The game ended in a draw and we all know that our team didn’t make it past the first round (thank you Teko) and that every other African country that qualified (other than Ghana) didn’t make it through either. What has been fascinating to see is how everyone has embraced Ghana as their team of choice now and are firmly behind the Black Stars (an American friend didn’t appreciate me mentioning that one black star beat 50 white stars -once he caught on that the reference is to their respective flags).

In a country that was mired by xenophobic attacks in our recent past it’s amazing how our country as well as the rest of the continent have thrown our support behind this one lone African hope (I know it isn’t everyone I saw a news insert where some people were saying that the further the team progresses in the tournament the more stories there’ll be of people selling their homes in Accra in order to purchase tickets for their matches with no plans to go back home). I hope our support doesn’t put too much pressure on them and they go on well into the tournament and hopefully win it (I’m allowed to dream).

What excites me is the infrastructure development that has come with the tournament especially around public transport with our Gautrain and Rea Vaya buses (I don’t care for the new Radisson hotels being built all over the place literally 100 metres apart in some cases because I know even after the tournament I wouldn’t be able to afford staying there) now giving us more travel options etc even though as in all government spend in this country there have been controversies and outcries (usually loudest from groups that bid for tenders and don’t get them, all I’ll say to them is: faka imali uzobona).

One major question that has been posed is: what are we going to do with all these stadiums (I know the plural is stadia but I grew up where everyone said stadiums) after the world cup? I know our domestic league doesn’t have the slightest chance of filling these stadiums for local games unless it’s a Chiefs v Pirates game but we’ll cross that bridge when we get to it. I know the tourists that have been here have had a great time (especially the Mexicans after discovering that we wear makarapa’s too) and will spread the word about this beautiful land thus benefitting tourism and hopefully foreign direct investment after seeing that business does also happen here.

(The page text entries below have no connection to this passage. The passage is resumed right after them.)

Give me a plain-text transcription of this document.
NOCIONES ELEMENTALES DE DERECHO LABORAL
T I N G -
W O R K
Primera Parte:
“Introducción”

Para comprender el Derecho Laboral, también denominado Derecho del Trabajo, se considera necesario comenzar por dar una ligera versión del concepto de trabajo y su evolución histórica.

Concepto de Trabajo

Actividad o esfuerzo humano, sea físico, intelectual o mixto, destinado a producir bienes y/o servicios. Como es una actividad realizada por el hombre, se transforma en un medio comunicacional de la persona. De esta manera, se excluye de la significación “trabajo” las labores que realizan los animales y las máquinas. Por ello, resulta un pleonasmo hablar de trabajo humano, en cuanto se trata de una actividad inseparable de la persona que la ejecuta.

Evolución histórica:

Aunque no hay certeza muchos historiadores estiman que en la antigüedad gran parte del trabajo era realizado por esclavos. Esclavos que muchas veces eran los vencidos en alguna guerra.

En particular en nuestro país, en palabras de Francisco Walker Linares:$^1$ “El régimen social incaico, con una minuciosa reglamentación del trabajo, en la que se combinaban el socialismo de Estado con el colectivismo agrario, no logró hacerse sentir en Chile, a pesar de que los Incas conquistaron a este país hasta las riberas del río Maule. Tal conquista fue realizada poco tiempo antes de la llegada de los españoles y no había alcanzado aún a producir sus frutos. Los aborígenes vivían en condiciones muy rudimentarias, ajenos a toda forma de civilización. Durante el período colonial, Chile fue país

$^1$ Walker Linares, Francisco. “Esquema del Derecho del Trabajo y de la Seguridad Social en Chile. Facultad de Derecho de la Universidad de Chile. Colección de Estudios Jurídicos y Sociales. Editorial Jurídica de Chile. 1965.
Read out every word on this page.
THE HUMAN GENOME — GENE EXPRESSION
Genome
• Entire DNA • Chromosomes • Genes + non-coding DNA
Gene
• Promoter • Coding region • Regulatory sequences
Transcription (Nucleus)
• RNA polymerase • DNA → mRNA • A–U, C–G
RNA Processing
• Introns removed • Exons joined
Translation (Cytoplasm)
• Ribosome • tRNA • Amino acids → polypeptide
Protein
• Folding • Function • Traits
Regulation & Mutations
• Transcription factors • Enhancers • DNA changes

The reality of the situation is that we couldn’t invite the world to just come and see our new trains and buses without throwing a little sport into the mix and an incentive for our politicians to support the large investment required (new hotels to meet their concubines in). If our stadiums turn into white elephants we could always demolish them and build a 500 square metre game park (tourists will come) or high rise apartments to accommodate the homeless (I doubt tourists would pay to see this but it would be the right thing to do).

In summary I’m just glad that we’ve shown the world that we can host a world class event even better than they can (we’re not just about the game parks) and that we have an awesome country and continent (in various ways). I’m also eternally grateful that I didn’t take the time to learn the diski dance (I hope people don’t start doing it in clubs just because they took the time to) but to be honest I have just one regret.. buying the real Bafana Bafana jersey especially after discovering who the beneficiaries are (when am I going to wear it again).

PS. I’m writing this before their quarterfinal clash so if Ghana did go on to lose and we subsequently see or flare up of xenophobic attacks don’t forget that there once was a semblance of unity and I’m not a raving lunatic.